As the design evolved it survived inevitable negotiation at planning and the challenges of construction. The resulting design achieves 137 sqm of space on a small plot achieved by lowering the ground floor and creating a split- level three- storey house in the space of the conventional two-storeys of its neighbours in the terrace. In plan the unconventional ground floor is then “pushed and pulled “, creating a series of inter connected spaces interspersed with courtyards that bring daylight and greenery into the plan. Other key featured include a wood burning stove housed with a chimney, whose red brick stack rises beyond the roofline, and a top- lit oak staircase that rises through the double height entrance.
The upper floors are light and minimal, the stair sweeping through the house offering views to the Victorian terraces the house adjoins and references. The ground floor provides a rich and private suite of rooms for living, bathed in natural light, but away from the neighbour’s prying eyes. A sanctuary for the occupants to enjoy the weather and changing seasons.

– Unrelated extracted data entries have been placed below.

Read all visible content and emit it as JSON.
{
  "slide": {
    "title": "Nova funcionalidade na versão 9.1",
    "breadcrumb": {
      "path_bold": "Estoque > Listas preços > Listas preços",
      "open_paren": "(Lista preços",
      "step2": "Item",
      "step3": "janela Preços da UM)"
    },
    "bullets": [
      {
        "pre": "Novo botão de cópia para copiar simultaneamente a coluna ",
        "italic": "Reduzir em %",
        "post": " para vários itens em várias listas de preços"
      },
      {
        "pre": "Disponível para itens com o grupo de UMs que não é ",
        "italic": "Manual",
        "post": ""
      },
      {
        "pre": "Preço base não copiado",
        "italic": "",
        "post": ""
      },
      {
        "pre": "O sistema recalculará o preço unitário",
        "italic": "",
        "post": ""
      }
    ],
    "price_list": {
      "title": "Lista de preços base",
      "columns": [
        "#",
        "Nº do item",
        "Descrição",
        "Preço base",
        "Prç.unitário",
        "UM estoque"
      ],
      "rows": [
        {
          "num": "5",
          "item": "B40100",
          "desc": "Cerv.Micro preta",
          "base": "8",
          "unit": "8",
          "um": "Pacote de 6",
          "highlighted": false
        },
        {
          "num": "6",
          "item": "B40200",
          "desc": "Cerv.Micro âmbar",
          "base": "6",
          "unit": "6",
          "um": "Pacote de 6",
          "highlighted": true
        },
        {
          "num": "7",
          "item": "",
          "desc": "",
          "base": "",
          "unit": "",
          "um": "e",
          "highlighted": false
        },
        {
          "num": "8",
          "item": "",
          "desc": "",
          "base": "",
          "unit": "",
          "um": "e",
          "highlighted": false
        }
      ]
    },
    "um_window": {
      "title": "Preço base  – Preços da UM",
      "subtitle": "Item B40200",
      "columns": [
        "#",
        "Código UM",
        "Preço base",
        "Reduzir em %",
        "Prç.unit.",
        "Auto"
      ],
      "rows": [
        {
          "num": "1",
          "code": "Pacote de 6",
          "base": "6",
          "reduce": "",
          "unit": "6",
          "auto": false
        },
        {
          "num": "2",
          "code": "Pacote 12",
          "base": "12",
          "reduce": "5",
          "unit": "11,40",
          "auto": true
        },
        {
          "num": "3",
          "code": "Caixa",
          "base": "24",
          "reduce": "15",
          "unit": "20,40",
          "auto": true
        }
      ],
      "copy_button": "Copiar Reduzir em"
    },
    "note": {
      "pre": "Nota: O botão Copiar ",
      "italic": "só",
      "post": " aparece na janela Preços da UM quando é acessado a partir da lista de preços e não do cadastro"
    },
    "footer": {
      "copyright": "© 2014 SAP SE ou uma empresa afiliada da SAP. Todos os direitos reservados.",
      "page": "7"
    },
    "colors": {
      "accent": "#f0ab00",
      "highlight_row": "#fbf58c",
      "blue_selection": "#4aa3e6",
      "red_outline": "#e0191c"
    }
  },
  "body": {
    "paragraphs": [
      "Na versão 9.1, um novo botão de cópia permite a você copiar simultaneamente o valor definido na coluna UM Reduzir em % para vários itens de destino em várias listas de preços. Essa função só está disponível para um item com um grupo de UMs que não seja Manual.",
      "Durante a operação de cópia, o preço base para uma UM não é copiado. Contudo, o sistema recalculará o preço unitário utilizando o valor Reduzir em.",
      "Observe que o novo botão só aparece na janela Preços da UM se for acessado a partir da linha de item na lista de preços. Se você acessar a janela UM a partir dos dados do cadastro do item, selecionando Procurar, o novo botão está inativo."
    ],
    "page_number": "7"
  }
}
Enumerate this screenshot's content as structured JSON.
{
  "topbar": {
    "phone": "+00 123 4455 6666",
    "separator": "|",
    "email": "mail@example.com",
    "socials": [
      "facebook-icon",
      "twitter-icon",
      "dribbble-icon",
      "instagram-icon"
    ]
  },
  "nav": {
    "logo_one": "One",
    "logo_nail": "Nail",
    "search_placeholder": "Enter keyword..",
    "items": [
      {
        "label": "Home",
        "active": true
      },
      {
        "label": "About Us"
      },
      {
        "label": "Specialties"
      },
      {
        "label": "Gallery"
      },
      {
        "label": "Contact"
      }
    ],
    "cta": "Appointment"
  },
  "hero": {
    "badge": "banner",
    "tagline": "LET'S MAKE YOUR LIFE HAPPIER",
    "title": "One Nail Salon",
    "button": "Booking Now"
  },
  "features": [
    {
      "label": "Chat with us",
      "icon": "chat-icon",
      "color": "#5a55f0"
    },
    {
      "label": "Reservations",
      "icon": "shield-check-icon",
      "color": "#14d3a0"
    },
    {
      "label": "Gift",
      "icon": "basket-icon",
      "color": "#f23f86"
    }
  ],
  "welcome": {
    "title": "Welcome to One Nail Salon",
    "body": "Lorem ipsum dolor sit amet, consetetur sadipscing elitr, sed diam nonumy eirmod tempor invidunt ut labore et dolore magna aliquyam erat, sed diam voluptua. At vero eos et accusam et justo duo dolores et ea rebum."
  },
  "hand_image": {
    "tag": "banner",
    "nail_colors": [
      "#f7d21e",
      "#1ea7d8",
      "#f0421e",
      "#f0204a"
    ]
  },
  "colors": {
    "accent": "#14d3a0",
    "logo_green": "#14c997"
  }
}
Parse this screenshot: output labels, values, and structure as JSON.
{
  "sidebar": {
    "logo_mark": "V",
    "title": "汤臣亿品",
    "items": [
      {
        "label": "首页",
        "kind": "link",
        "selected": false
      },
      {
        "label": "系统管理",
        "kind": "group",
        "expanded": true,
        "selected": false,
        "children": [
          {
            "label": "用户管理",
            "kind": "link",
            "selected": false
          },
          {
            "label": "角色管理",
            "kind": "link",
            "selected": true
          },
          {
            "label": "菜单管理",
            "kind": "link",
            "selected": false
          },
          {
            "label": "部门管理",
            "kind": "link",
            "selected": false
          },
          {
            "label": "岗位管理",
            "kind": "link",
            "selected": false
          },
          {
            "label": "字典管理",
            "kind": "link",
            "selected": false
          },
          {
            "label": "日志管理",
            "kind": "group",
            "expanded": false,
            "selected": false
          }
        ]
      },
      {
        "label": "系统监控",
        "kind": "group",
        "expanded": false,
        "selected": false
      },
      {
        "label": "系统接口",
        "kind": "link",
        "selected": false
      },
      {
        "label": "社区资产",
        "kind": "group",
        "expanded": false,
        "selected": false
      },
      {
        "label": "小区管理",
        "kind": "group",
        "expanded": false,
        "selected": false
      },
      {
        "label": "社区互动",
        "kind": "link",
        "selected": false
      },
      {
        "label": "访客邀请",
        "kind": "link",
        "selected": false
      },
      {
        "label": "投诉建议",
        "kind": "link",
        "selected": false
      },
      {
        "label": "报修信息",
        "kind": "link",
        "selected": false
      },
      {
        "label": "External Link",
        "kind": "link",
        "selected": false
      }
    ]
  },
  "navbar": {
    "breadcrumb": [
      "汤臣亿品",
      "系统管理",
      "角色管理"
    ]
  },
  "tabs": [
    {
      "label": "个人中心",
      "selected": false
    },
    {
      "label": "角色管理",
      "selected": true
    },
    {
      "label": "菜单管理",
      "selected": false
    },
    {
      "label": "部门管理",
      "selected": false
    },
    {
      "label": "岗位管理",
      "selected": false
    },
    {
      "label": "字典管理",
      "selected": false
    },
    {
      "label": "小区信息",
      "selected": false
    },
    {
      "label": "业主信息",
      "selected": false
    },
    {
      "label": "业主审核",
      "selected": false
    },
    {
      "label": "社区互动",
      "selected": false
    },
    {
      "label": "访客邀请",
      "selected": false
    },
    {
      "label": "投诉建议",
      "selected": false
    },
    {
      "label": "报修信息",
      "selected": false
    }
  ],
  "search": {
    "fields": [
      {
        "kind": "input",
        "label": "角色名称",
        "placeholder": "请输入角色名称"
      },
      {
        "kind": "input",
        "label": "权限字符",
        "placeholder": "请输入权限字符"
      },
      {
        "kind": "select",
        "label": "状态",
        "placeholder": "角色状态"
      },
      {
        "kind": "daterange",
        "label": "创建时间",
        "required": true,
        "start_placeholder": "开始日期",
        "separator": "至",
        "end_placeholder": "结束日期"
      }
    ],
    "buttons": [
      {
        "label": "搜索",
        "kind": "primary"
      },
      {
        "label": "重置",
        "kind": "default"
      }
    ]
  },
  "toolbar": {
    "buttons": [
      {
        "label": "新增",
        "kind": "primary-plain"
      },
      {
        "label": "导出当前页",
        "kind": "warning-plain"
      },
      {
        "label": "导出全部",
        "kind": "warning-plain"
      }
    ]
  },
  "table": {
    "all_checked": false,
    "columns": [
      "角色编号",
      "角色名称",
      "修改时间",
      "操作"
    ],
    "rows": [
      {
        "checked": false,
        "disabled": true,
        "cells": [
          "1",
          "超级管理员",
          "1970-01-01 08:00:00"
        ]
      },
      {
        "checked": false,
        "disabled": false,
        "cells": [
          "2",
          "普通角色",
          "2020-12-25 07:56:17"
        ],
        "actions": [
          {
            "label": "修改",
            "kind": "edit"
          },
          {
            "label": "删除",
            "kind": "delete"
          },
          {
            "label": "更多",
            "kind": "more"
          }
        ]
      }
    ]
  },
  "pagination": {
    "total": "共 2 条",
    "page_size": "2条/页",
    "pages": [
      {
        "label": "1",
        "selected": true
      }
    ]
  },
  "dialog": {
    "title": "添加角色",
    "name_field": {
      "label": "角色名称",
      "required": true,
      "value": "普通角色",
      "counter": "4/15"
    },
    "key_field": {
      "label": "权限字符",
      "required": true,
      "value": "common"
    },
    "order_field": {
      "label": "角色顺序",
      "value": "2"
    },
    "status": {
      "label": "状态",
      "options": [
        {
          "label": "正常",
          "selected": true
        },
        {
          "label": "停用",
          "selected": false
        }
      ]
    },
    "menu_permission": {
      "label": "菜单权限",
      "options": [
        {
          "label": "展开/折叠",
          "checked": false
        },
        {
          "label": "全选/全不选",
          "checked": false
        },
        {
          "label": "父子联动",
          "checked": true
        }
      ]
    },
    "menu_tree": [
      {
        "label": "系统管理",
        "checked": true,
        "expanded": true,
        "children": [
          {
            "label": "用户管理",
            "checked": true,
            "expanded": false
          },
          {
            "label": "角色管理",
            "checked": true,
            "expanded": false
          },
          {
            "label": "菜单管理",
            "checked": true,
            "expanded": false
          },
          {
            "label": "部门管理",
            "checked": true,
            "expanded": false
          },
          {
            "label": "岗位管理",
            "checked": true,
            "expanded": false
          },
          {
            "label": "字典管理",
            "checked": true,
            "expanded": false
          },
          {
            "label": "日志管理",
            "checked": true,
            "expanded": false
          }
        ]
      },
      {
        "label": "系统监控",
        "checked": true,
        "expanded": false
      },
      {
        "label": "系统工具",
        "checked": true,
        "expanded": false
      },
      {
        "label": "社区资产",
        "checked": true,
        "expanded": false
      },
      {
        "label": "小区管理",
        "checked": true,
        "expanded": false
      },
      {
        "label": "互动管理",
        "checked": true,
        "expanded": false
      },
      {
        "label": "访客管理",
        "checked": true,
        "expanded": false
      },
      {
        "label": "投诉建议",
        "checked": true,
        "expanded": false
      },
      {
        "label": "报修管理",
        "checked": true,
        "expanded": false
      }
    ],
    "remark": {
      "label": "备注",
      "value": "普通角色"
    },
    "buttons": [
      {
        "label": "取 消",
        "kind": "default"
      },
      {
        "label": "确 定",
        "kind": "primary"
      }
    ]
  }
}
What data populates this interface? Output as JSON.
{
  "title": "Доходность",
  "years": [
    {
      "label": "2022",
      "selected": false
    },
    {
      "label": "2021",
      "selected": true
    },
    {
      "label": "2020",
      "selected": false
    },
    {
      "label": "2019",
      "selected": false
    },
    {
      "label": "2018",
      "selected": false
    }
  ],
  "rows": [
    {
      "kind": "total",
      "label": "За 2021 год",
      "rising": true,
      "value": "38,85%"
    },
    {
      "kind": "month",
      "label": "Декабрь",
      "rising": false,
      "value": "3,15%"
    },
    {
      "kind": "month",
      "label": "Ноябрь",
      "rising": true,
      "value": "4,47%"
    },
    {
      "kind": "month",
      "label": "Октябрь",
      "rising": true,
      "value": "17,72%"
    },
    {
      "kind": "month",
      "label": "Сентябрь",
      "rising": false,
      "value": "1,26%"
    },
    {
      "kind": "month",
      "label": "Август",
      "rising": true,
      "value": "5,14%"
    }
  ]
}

As a practice 31/44 Architects share Arrant Land’s vision to create carefully crafted and detailed homes – realising the untapped potential of difficult sites, responsibly densifying the city whilst providing contemporary homes that meet modern lifestyle aspirations.
Red House evidences what can be achieved when a speculative developer permits the architect to defy conventional practice and test ideas to achieve something quite unusual. Here Arrant Land understood that the successful delivery of an idea of this potency required every decision to be considered and appreciated in the widest context, rather than as individual choices to be weighed and costed.